Diffidare dagli originali

Si è concretizzato ciò che era nell’aria da molto tempo. Per la serie “giustizia ad orologeria”, lungamente illustrata da qualche notabile della politica italiana, ecco la notizia, a pochi giorni dalle elezioni, dell’arresto di Sandro Frisullo, ex vice-presidente della Regione Puglia. Tale era, infatti, prima del “rimpasto” compiuto da Vendola proprio in relazione all’inchiesta su sanità-droga-favori-escort che vedeva protagonista Tarantini, la stessa che fece venire a galla scomode verità su giri di ragazze sulla rotta (palazzinara) Bari-Roma, sull’immagine di Patrizia D’Addario e su altri scenari di facile immaginazione, sintetizzati in passato dalle cronache.

Questo “asse” coinvolgeva indistintamente membri dei principali schieramenti politici, ma l’accusa di associazione per delinquere formulata dagli inquirenti baresi nei confronti del membro del PD ha il peso di un macigno. A maggior ragione per una persona che ha come esempi di vita (almeno su Facebook) Paolo Borsellino ed Enrico Berlinguer. Non certo due simboli di illegalità. Comunque sia, buona parte del centro-sinistra ha dato il via libera all’operato dei giudici, in controtendenza rispetto alle dichiarazioni di chi governa ora (un nuovo paradosso). Una delle poche eccezioni è costituita da Nicola Latorre, che, nel salotto di Mentana – in asilo alla web tv della versione on-line del “Corriere” -, è sospettoso nei confronti del tempismo dei magistrati e spera nell’innocenza del collega. Allo stato un po’ difficile da dimostrare, sia per le prove – portate anche sulle pagine dei maggiori media – che per la misura impostagli.

Ma non v’è da sorprendersi per tanta solidarietà. Il senatore pugliese, molto vicino a D’Alema, è stato intercettato nel 2005 mentre sosteneva dialoghi “piccanti” con il principale “furbetto del quartierino“, Ricucci. Quello balzato alle cronache come Bancopoli fu un ulteriore filone che, all’epoca, sconquassò i vertici italiani. Nel complesso, Latorre sembra andare più d’accordo con la controparte rispetto alla media dei suoi “compagni”, tanto da ottenere la stima di Dell’Utri, evento particolarmente eccezionale, e aiutare chi è maggiormente in difficoltà: nella fattispecie Bocchino (PdL), nel corso di un dibattito contro Donadi dell’IdV in diretta televisiva.

Chiudendo la parentesi, il “guaio”, stavolta, è capitato dalla parte opposta a quella cui ormai il pubblico è abituato. Una lama a doppio taglio, come sovente accade per la fattispecie di Montecitorio & dintorni. Se da un lato viene fattivamente negata l’ipotesi generale che vedeva “toghe rosse” e “pretori politicizzati” ovunque, dall’altro risulta danneggiata la campagna elettorale della coalizione di centro-sinistra.
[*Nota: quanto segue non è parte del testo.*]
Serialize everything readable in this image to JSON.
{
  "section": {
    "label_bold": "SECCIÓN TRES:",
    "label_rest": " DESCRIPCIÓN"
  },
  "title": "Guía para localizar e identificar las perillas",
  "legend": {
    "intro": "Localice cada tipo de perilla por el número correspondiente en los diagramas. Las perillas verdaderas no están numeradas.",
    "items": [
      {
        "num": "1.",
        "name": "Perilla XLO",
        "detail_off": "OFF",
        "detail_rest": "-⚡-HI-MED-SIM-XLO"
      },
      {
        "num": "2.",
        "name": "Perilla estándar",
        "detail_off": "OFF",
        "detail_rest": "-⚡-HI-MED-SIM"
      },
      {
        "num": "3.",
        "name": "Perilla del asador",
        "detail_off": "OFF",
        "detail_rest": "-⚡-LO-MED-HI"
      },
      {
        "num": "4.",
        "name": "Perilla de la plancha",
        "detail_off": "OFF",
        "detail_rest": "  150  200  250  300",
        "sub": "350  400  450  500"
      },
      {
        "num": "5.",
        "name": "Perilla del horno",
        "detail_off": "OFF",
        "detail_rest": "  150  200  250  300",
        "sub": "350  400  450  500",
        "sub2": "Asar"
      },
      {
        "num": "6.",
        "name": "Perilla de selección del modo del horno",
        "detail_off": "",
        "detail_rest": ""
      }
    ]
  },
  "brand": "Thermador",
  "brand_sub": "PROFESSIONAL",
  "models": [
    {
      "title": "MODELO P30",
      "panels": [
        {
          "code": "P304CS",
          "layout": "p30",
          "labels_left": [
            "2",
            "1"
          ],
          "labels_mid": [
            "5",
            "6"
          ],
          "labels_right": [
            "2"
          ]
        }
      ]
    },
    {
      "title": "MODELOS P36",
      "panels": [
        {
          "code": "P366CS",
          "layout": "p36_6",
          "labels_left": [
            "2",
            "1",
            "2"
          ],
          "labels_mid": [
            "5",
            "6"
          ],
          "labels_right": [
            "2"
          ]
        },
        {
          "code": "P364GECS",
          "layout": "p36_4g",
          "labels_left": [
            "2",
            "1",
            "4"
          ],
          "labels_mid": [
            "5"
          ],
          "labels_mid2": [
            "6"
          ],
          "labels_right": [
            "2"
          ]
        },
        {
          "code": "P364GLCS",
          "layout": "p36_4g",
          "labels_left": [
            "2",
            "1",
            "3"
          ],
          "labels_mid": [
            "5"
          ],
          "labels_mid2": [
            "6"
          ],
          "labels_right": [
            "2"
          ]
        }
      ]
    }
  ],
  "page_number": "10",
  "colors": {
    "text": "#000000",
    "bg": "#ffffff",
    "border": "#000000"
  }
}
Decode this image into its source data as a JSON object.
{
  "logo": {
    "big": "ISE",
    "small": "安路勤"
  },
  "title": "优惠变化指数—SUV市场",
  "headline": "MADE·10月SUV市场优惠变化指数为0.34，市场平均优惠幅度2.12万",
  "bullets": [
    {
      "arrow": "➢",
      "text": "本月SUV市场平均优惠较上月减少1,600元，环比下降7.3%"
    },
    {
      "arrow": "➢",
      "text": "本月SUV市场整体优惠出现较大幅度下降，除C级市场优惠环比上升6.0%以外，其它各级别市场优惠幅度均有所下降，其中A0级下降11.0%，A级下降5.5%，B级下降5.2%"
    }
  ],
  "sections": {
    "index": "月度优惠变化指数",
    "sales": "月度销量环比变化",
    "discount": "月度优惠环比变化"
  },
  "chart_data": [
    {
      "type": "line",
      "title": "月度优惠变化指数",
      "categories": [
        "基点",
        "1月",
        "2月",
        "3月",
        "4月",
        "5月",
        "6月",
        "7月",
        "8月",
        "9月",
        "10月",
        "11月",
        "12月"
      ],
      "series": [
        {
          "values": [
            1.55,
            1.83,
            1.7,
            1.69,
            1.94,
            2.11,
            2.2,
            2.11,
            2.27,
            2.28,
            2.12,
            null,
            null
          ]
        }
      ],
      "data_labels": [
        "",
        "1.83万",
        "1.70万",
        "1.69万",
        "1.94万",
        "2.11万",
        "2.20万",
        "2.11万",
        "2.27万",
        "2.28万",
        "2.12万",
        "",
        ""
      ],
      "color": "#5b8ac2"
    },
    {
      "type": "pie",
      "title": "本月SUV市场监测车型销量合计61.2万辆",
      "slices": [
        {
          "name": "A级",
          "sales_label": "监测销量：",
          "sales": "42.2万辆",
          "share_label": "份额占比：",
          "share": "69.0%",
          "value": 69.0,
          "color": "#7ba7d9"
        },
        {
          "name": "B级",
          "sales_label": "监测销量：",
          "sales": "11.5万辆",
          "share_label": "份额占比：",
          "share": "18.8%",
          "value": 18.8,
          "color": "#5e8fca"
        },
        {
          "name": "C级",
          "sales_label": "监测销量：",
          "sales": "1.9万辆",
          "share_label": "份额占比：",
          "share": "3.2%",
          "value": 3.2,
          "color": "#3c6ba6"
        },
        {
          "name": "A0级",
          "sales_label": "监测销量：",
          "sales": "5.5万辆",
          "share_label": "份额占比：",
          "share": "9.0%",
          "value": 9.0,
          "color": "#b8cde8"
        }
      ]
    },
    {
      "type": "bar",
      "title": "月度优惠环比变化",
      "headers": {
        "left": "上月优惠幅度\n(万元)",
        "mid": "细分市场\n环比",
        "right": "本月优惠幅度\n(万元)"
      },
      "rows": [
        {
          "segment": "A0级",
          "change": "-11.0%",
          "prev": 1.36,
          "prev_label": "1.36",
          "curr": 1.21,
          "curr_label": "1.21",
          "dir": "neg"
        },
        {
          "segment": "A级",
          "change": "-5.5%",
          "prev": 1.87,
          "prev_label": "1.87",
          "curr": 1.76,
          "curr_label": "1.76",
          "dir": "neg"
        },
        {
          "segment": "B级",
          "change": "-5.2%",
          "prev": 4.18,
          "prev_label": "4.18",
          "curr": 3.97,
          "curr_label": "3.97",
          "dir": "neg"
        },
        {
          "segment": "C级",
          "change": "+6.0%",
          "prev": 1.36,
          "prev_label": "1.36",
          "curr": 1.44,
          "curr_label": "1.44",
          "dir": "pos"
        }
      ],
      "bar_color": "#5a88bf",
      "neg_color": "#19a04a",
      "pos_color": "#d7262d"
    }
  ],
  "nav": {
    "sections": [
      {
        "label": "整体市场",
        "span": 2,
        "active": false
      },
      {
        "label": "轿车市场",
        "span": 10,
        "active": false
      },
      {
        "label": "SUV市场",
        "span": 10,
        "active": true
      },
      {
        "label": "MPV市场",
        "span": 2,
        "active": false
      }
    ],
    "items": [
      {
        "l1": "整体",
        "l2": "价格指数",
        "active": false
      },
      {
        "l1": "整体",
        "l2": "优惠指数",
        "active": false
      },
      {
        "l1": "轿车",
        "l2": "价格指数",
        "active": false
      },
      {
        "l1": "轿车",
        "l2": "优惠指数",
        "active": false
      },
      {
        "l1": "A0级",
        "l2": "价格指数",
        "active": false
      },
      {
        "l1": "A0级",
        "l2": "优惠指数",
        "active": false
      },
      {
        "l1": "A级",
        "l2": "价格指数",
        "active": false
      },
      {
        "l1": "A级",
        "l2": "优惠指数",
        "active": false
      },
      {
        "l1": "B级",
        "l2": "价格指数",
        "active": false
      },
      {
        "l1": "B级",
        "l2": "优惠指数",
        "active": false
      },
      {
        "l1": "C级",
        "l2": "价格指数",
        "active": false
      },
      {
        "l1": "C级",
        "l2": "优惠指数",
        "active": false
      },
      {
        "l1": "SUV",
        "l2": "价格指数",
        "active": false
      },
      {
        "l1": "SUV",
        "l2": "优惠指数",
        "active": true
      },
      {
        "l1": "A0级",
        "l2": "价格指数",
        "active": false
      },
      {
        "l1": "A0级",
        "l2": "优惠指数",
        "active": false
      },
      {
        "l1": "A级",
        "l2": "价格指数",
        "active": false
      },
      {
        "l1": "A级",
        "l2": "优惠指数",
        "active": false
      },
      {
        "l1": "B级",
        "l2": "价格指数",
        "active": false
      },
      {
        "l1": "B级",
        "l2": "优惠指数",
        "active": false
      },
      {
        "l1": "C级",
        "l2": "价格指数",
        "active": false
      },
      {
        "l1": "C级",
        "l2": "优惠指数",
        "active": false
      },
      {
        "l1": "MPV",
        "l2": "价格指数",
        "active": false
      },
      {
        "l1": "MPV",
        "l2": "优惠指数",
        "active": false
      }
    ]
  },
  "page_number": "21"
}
Avere in famiglia pecore nere, seppur presunte, non è un fattore positivo. Soprattutto perché, oltre al “colore  di fazione sbagliato”, verrebbe lesa quella icona di onestà che lo schieramento cerca faticosamente di ritrarre da un po’ di anni.

Nell’elettorato, dunque, continua a spandersi quell’idea che non v’è differenza tra centro, destra, sinistra, sopra, sotto, est e ovest: “tanto rubano tutti”, frase tanto qualunquista quanto diffusa. Non sarà possibile debellare, o riconoscere dall’origine, le mosse sottobanco e le doppie vite che mescolano i piaceri personali agli interessi pubblici, posti da qualche elemento su un piano inferiore. Uno sforzo maggiore, e non solo di facciata, bisogna farlo. Chiedersi a posteriori i perché di disfatte e astensionismo è retorico.

Ancora una volta la conclusione è la medesima, sfortunatamente pessimista: il motto “sbagliando si impara” viene sconfessato sempre più.